Do you know what the one thing is that we all have in common? We are all going to die. We very rarely know where, when or how, but we shall all die.
Did you realise that, unless the deceased person has left specific requests, the next of kin may choose the type of funeral ceremony; church or crematorium; priest or other type of celebrant; the coffin and trimmings; burial or cremation; wake or no wake; memorial service or none; flowers or no flowers; money to charity; and so on? However, I believe that, of all the choices that have to be made, the most important is the undertaker or funeral director who will look after you and help you with your decisions.
In the Taunton area we are very fortunate that there are many funeral directors from whom we may choose. At no time should one feel pressurised about whom one chooses: it is an individual decision. When my husband, Ian, died very suddenly, I asked Anthony James (of Taunton Funeral Service) to undertake all the arrangements and we sat down together and talked everything through soon after Ian had died. I valued Anthony’s experience and his wisdom, as well as his compassion. For me, with Anthony’s help, the whole experience, though desperately sad, was seamless and I never felt I had to worry about anything and could concentrate on the process of grieving. If I was concerned about anything, however trivial, Anthony was at the end of the telephone or we could communicate by e-mail or in person.
So may I suggest that, if one has to suffer a bereavement, choose your funeral director with care and ask around to find out whom others would recommend. Never feel coerced into accepting the first funeral director one may be offered or who may come forward. Even if your loved one’s body has been collected from the place of death by an undertaker, you do not have to commit to that particular undertaker: you may still make choices. When it comes to payment, the funeral director will give you a quote and will try to stay within that budget. I found that, once the funeral is over, they are very good about not being in a hurry for their payment.
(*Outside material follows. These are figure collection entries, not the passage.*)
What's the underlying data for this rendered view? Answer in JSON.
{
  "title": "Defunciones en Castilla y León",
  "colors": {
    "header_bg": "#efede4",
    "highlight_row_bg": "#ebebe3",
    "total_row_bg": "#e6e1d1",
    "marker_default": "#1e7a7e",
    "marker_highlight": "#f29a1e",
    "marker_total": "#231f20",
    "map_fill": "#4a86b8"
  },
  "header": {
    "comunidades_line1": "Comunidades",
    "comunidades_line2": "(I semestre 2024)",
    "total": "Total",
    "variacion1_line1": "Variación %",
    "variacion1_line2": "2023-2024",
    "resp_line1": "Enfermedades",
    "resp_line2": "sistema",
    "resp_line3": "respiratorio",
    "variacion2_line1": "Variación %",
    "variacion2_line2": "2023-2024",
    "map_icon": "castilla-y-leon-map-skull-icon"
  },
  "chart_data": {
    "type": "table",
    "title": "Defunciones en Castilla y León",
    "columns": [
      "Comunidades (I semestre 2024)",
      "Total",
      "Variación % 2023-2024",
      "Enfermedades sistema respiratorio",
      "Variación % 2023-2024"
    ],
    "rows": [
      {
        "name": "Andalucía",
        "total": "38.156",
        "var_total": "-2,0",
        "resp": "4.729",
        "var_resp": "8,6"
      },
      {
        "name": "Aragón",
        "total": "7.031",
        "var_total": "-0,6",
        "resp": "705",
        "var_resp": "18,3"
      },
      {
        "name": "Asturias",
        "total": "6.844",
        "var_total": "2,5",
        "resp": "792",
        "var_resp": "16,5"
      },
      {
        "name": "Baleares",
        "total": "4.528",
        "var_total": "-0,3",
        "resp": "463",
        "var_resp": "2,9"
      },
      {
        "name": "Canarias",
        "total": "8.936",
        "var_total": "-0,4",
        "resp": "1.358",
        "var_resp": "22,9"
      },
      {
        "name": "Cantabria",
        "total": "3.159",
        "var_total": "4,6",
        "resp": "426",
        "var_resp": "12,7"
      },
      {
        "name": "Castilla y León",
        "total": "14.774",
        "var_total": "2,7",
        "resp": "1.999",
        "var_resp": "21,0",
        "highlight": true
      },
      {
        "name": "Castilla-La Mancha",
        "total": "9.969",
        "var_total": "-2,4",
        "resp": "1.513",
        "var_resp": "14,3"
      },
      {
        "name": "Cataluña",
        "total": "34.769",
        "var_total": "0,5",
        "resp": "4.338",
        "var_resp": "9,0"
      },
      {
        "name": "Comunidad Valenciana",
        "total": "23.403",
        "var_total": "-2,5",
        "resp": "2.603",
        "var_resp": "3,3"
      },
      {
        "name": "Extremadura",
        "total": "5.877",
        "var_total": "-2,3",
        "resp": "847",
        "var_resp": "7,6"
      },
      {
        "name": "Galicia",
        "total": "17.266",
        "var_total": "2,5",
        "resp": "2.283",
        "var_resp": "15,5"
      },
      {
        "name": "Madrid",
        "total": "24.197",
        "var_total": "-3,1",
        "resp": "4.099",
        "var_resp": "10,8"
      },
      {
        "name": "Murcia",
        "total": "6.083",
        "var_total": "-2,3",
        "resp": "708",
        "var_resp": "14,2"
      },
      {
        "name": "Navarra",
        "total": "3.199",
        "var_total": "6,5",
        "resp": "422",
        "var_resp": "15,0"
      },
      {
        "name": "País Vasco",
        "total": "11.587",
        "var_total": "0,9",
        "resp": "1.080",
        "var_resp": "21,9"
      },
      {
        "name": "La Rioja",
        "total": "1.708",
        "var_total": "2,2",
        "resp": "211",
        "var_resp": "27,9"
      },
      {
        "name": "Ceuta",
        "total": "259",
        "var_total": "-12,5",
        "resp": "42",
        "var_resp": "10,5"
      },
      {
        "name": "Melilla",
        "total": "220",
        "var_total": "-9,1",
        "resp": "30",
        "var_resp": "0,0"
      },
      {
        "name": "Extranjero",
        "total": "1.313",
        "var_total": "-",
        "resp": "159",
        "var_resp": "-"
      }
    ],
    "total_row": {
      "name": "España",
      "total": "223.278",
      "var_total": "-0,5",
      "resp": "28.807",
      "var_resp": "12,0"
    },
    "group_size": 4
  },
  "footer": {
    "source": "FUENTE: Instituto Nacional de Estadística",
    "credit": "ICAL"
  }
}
I personally believe that it is very important to have a funeral or some sort of marking of the passing so that people can be sad, can grieve and have the chance to say a proper farewell or goodbye.
I honestly believe that we should all be facing up to our own and our loved ones’ deaths and we should be talking about death, especially within the family, making our wishes known.
After all, we are all born and we all have to die. Talking about death should not be a taboo subject or an embarrassment: it is something that will come to all of us.